然而，与传统育种技术相比，分子育种的成本高、需要更多的基础设施设备以及缺乏技术技能，这些因素对市场的增长构成了重大挑战。. 它将进一步减缓市场增长，尤其是在欠发达经济体。

内容

第一章调查方法及范围

• 调查方法
• 市场范围

第二章主要趋势与发展

第 3 章执行摘要

• 按流程细分的市场
• 按标记划分的市场细分
• 按应用划分的市场细分
• 按地区划分的市场细分

第四章市场动态

• 市场影响因素
  • 司机
  • 约束因素
  • 商机
• 影响分析

第五章行业分析

• 波特的五力分析
• 供应链分析
• 专利分析
• 监管分析

第 6 章 COVID-19 分析

• COVID-19 市场分析
  • COVID-19 之前的市场情景
  • COVID-19 的当前市场情景
  • COVID-19 后或未来情景
• COVID-19 期间的价格动态
• 供需范围
• 大流行期间与市场相关的政府举措
• 製造商的战略举措

第 7 章按流程

• QLT 映射
• 市场辅助选择
• 市场辅助回交

第八章标记

• 单核甘酸多态性
• 简单的重复数组
• 表达序列标籤
• 其他

第 9 章按应用

• 植物
• 牲畜

第10章按地区

• 北美
  • 美国
  • 加拿大
  • 墨西哥
• 南美洲
  • 巴西
  • 阿根廷
  • 其他南美洲
• 欧洲
  • 德国
  • 英国
  • 法国
  • 西班牙
  • 意大利
  • 其他欧洲地区
• 亚太地区
  • 中国
  • 印度
  • 日本
  • 澳大利亚
  • 其他亚太地区
• 中东和非洲

第11章竞争格局

• 竞争场景
• 竞争战略分析
• 市场情况/份额分析
• 併购分析

第12章公司简介

• Illumina
  • 公司简介
  • 产品组合和说明
  • 主要亮点
  • 财务摘要
• Eurofins Scientific
• LGC Limited
• SGS S.A.
• Thermo Fisher Scientific
• Intertek Group plc
• DanBred P/S
• LemnaTec GmbH
• Slipstream Automation
• Charles River Laboratories

第13章 DataM

Market Overview

Molecular breeding is the process of genetically improving plants and animals. Molecular breeding is largely used in livestock and crop breeding using the DNA markers associated with specific phenotypic features. Molecular breeding helps in improving the resistance to diseases. Moreover, factors such as raising funds for agri genomics, increasing research & development activities in developing nations on agricultural activities, and advantages associated with the adjuvant solutions are expected to fuel the market's growth.

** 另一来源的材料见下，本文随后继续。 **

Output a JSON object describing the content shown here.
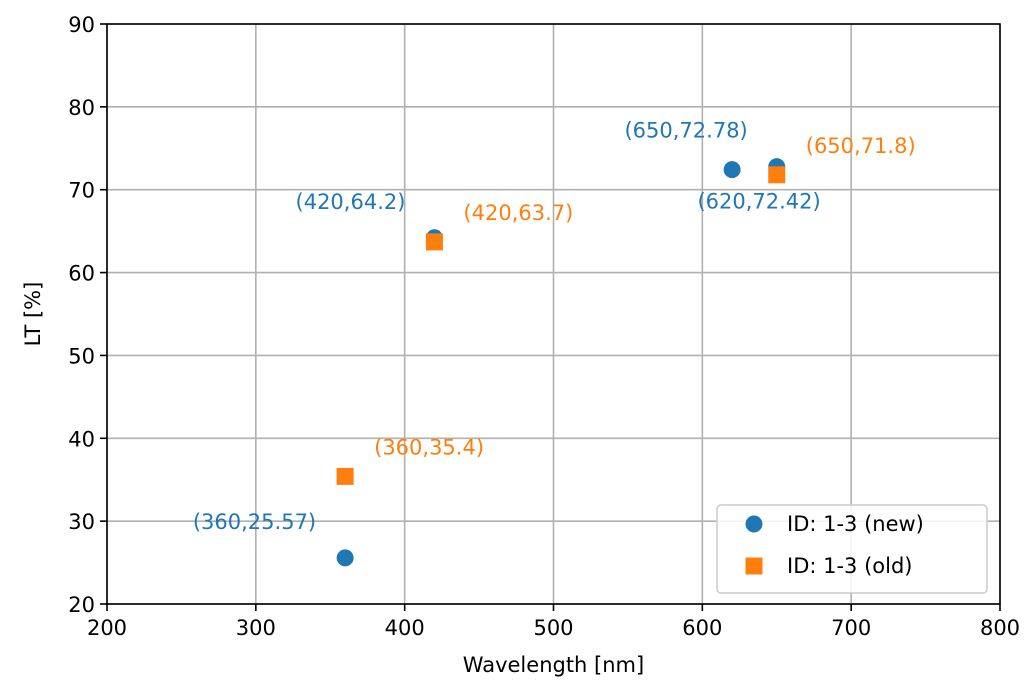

The global molecular breeding market was valued at USD YY million in 2021. It is forecasted to reach USD YY million by 2029, growing at a CAGR of 16.12% during the forecast period (2022-2029).

Market Dynamics: Growing demand for the molecular breeding with an increasing focus on plant-based products

Commercial demand for plant-based food consumption and production is rising at a rapid pace. Furthermore, the growing demand for organic food grains in the foods and beverages industry is a key trend boosting the molecular breeding market. The rise in industry interest has led to new carbohydrate research and technology adoption. These molecules enhance the yield and improve production. The growing use of molecular breeding has also been expanding the revenue potential in the market. The agricultural sector's focus on enhancing crop production is a key trend bolstering the prospects in the molecular breeding market.

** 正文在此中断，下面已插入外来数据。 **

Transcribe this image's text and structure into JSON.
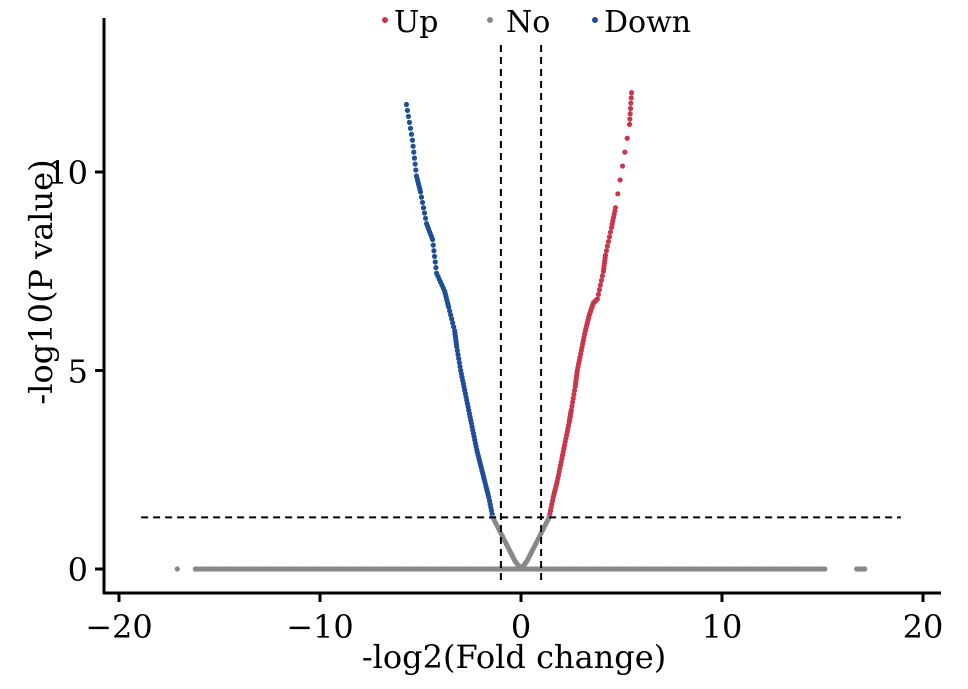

Plant breeding is estimated to have lucrative growth during the forecast period. With the increasing global concern on food security and rising demand for crops in various industries, there has been an increasing need to bridge the supply-demand gap, owing to which the demand for crops with the desired traits has been rising among the plant breeders. The growth of the molecular breeding market is primarily driven by the increasing investment in Agri genomics research, leading to the adoption of advanced crop-yielding tools across the globe. The technological advancement in molecular biology has further decreased the prices of molecular biology products, which in turn, is increasing the adoption rate of the molecular breeding process in the agricultural sector.

However, the high cost associated with molecular breeding compared to conventional breeding techniques is a major factor that will pose a major challenge to the market's growth, the need for more necessary infrastructural facilities and a lack of technical skills. Especially in underdeveloped economies, it will further slow the market growth.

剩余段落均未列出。